People’s Advocate in Albania for Child Rights

Anila Mirija
nejla
UNICEF/ALBANIA/2021
15 February 2021

As in many countries, UNICEF in Albania has been one of the main advocates for the establishment of a dedicated section on child rights and protection within the People’s Advocate institutions. As a result, in 2014 Albanian legislation provided for the establishment of this section. Today we are discussing with Ms. Nejla Peka, the first Commissioner for the Protection and Promotion of Child Rights at the People’s Advocate institution. Appointed by the Parliament of Albania on March 15, 2018, the Commissioner is a lawyer with over 24 years of experience in the areas of administrative law, constitutional law and human rights. Ms. Peka possesses the academic title of Associated Professor and the Doctor of Legal Sciences degree.   

  1. What does the Section on the Promotion and Protection of Child Rights (SPPCR) represent and why is it necessary?

The SPPCR represents an important unit for the protection and promotion of child rights within the Ombudsperson’s office. Its establishment by law and its activation is a meaningful indicator of guarantees put in place for the fulfilment of child rights in Albania.   

  1. How does the Section support children and what is the level of children and parents’ awareness?

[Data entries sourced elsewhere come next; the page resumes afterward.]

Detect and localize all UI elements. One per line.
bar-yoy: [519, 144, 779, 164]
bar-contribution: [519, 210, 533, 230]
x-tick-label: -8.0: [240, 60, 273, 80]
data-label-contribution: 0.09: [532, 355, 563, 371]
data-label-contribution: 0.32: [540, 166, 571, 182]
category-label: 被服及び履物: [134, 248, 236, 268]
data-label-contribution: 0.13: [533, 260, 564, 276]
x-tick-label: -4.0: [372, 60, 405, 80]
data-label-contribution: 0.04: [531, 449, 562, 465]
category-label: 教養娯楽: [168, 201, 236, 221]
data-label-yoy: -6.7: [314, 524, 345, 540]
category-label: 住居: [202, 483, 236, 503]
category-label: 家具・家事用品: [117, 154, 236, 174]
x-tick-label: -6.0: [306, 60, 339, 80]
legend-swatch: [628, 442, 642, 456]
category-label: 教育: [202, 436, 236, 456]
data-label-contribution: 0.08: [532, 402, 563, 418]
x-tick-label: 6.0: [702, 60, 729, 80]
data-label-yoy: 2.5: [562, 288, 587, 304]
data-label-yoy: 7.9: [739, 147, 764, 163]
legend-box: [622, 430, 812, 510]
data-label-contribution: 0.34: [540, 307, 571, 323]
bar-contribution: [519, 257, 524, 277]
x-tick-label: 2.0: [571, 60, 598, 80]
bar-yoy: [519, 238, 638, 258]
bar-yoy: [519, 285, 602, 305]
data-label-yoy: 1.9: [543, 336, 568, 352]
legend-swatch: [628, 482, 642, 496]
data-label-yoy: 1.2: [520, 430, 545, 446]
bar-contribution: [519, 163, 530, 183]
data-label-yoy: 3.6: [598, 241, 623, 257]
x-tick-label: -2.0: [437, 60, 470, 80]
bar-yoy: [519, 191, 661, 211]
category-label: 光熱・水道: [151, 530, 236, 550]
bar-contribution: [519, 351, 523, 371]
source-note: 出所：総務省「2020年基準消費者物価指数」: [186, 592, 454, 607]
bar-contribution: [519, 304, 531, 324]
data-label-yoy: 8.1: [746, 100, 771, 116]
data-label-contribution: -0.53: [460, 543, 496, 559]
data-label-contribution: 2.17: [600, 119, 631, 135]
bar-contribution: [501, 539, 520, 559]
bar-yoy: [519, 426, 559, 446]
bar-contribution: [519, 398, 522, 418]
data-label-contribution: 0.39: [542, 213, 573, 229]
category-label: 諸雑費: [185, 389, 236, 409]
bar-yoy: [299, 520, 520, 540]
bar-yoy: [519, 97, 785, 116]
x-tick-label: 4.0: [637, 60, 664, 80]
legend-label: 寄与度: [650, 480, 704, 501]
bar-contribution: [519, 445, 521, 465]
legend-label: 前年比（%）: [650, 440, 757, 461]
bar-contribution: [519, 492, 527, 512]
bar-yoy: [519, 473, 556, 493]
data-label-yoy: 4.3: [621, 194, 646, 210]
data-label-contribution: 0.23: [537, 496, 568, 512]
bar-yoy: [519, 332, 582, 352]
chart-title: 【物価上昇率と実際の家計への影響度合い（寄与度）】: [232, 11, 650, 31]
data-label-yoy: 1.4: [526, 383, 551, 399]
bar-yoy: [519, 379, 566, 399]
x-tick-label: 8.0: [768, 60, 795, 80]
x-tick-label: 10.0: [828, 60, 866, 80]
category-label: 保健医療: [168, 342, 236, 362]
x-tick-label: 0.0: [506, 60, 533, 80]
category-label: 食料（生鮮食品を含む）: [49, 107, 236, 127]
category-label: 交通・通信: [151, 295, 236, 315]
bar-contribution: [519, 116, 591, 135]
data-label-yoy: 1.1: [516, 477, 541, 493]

The focus of SPPCR activity intertwines two main functions: the protection and the promotion of child rights. In performing its administrative functions, this Section has prioritized a child-friendly approach that maximises the accessibility by children; utilization of a simple and easy-to-grasp language; and provision of assurances to children and their families that this approach is true and genuine. To this end, we have rolled out a website for the Section, where we describe in simple terms who we are, what we do, what are our responsibilities and how can children approach us to file a complaint, present a request or simply share their thoughts. In addition, we have made use of diverse means of communication, such as: disseminating leaflets; have made a smartphone application available; and have set up a Facebook page to increase visibility of the Section’s work. These have served as a good communication bridge between us and the children as well as their parents, have provided opportunities for them to interact with us face to face or through other channels.    

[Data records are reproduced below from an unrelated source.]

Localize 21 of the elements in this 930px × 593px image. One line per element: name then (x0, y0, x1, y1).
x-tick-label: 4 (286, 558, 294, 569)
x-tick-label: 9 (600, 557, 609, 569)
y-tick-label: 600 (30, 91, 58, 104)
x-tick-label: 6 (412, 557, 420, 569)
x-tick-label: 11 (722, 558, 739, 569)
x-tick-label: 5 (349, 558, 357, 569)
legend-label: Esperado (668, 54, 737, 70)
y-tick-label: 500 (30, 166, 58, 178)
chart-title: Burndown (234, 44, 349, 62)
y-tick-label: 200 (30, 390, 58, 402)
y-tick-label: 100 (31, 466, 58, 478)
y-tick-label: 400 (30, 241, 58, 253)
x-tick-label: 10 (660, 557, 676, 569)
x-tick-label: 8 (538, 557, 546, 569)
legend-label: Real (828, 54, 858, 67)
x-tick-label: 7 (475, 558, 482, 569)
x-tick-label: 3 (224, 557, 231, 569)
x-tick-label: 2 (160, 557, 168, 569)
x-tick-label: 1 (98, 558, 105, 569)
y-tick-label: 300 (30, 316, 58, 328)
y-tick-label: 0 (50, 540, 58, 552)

  1. What is the share of child rights violations in the cases handled by the People’s Advocate over the years? How can this number increase? Do you receive complaints by children directly?

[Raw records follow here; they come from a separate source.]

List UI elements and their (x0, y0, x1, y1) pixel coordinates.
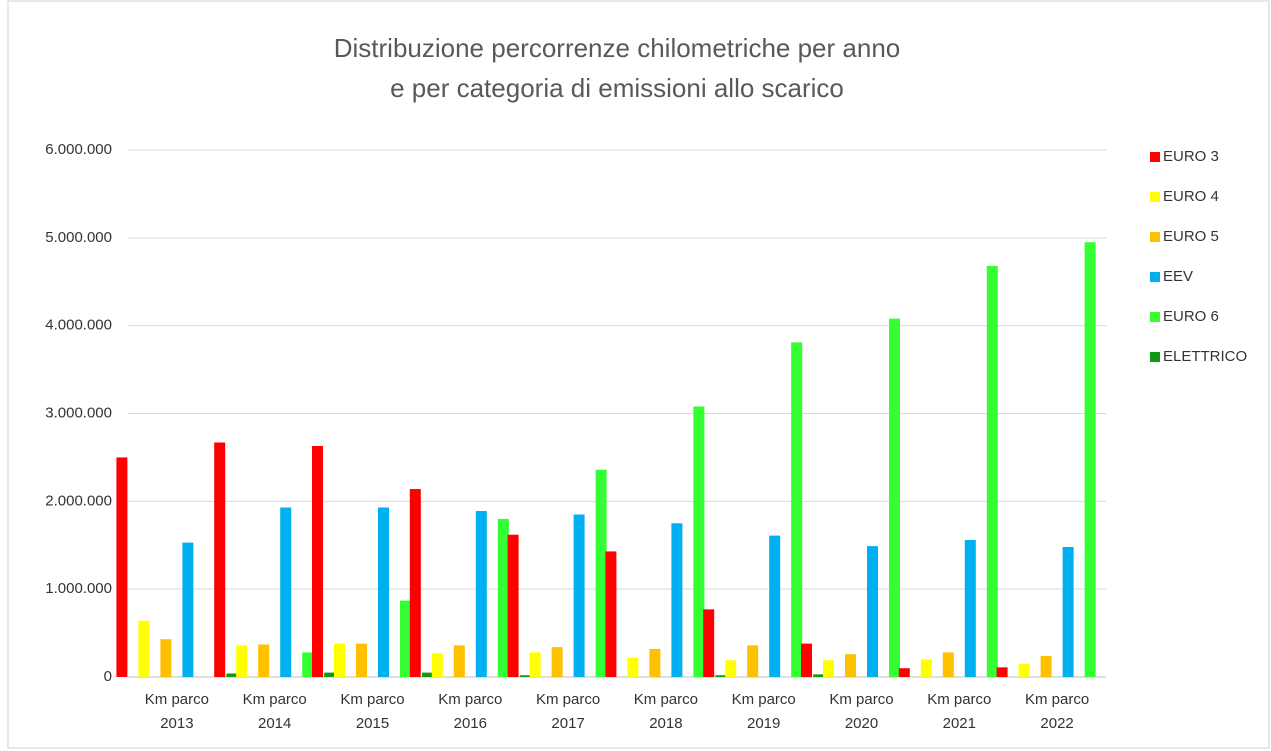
bar (725, 660, 737, 677)
x-tick-label: Km parco 2013 (144, 691, 209, 732)
bar (400, 600, 411, 677)
bar (889, 318, 900, 677)
bar (769, 535, 781, 677)
bar (747, 645, 759, 677)
bar (497, 518, 509, 677)
bar (595, 469, 607, 677)
bar (1040, 655, 1052, 677)
bar (801, 643, 812, 677)
y-tick-label: 0 (104, 668, 112, 685)
bar (703, 609, 715, 677)
bar (312, 445, 323, 677)
bar (280, 507, 292, 677)
bar (507, 534, 519, 677)
x-tick-label: Km parco 2014 (242, 691, 307, 732)
bar (475, 510, 487, 677)
y-tick-label: 6.000.000 (45, 141, 112, 158)
bar (996, 667, 1008, 677)
bar (942, 652, 954, 677)
bar (334, 643, 345, 677)
y-tick-label: 1.000.000 (45, 580, 112, 597)
legend-label: ELETTRICO (1163, 348, 1247, 365)
legend-swatch (1150, 272, 1160, 282)
bar (160, 639, 172, 677)
bar (1062, 547, 1074, 677)
bar (573, 514, 585, 677)
bar (715, 675, 727, 677)
bar (867, 546, 878, 677)
bar (138, 620, 150, 677)
bar (409, 489, 421, 677)
bar (116, 457, 128, 677)
bar (813, 674, 825, 677)
legend-label: EEV (1163, 268, 1193, 285)
y-tick-label: 4.000.000 (45, 317, 112, 334)
bar (1084, 242, 1096, 677)
x-tick-label: Km parco 2017 (535, 691, 601, 732)
bar (236, 645, 248, 677)
bar (519, 675, 531, 677)
legend-swatch (1150, 352, 1160, 362)
bar (898, 668, 910, 677)
y-tick-label: 2.000.000 (45, 492, 112, 509)
bar (226, 673, 238, 677)
legend-label: EURO 5 (1163, 228, 1219, 245)
bar (324, 672, 336, 677)
legend-swatch (1150, 232, 1160, 242)
bar (693, 406, 705, 677)
chart-title: e per categoria di emissioni allo scaric… (390, 73, 844, 103)
x-tick-label: Km parco 2019 (731, 691, 796, 732)
bar (356, 643, 367, 677)
legend-swatch (1150, 312, 1160, 322)
chart-border (7, 0, 1270, 749)
bar (529, 652, 541, 677)
legend-label: EURO 4 (1163, 188, 1219, 205)
bar (791, 342, 803, 677)
y-tick-label: 3.000.000 (45, 404, 112, 421)
bar (823, 660, 834, 677)
bar (214, 442, 226, 677)
bar (986, 265, 998, 677)
x-tick-label: Km parco 2020 (829, 691, 894, 732)
bar (378, 507, 389, 677)
legend-label: EURO 3 (1163, 148, 1219, 165)
bar (258, 644, 270, 677)
bar (649, 648, 661, 677)
bar (671, 523, 683, 677)
bar (431, 653, 443, 677)
x-tick-label: Km parco 2018 (633, 691, 698, 732)
legend-swatch (1150, 192, 1160, 202)
y-tick-label: 5.000.000 (45, 229, 112, 246)
bar (845, 654, 856, 677)
chart-title: Distribuzione percorrenze chilometriche … (334, 33, 901, 63)
bar (422, 672, 433, 677)
x-tick-label: Km parco 2022 (1024, 691, 1090, 732)
legend-label: EURO 6 (1163, 308, 1219, 325)
bar (605, 551, 617, 677)
x-tick-label: Km parco 2021 (927, 691, 992, 732)
bar (920, 659, 932, 677)
bar (1018, 663, 1030, 677)
bar (964, 539, 976, 677)
x-tick-label: Km parco 2016 (438, 691, 503, 732)
bar (302, 652, 314, 677)
x-tick-label: Km parco 2015 (340, 691, 405, 732)
bar (551, 647, 563, 677)
bar (627, 657, 639, 677)
bar (182, 542, 194, 677)
legend-swatch (1150, 152, 1160, 162)
bar (453, 645, 465, 677)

Increasing our proactiveness in protecting and promoting the rights of the child is the keynote of People’s Advocate and particularly of our Section’s work. Our Section has handled close to 200 child rights violation cases in 2020. Certainly, thanks to the effective collaboration with and the administrative, technical and financial assistance of international organisations, such as UNICEF or Save the Children, but also by making the most of every opportunity, we are seeking to identify the right mechanisms for increasing the number of complaints filed by children themselves. Indeed, compared to 2019 when we handled 10 cases presented by children, in 2020 children filed 15 complaints with the People’s Advocate.

  1. Albania reports every five years to the Committee on the Rights of the Child. What were the recommendations of this Committee or other treaty bodies to Albania as a State Party to ensure that People’s Advocate and particularly the Children’s Section has the adequate human, financial and technical resources to properly perform its functions?

The CRC Committee as well as other international bodies have pointed out and continue to underline the need for ensuring the institutional, financial and administrative independence of the People’s Advocate and that of the Section. Therefore, guarantees of a dedicated budget and strengthening of the institutional capacities are viewed as key preconditions for the fulfilment of the constitutional and legal mandate of the Ombudsperson in any democratic society, as a guardian of the human rights and fundamental freedoms of every individual.  

  1. What opportunities do you offer to children living in remote locations or those who face communication challenges to present complaints for violations of their rights and to obtain remedies provided by your Section?

For all those who are unable to access the People’s Advocate or the SPPCR, we constantly try to disseminate information through open days activities and meetings in schools.  

  1. How do you find the collaboration with UNICEF as the lead organisation for child rights? What are your joint plans for re-imagining a better Albania for all children?

Our cooperation with UNICEF is quite optimal and I would not hesitate to say that it served not only in terms of establishing a network for information and experience exchange, but also in terms of a very efficient technical, administrative and financial assistance.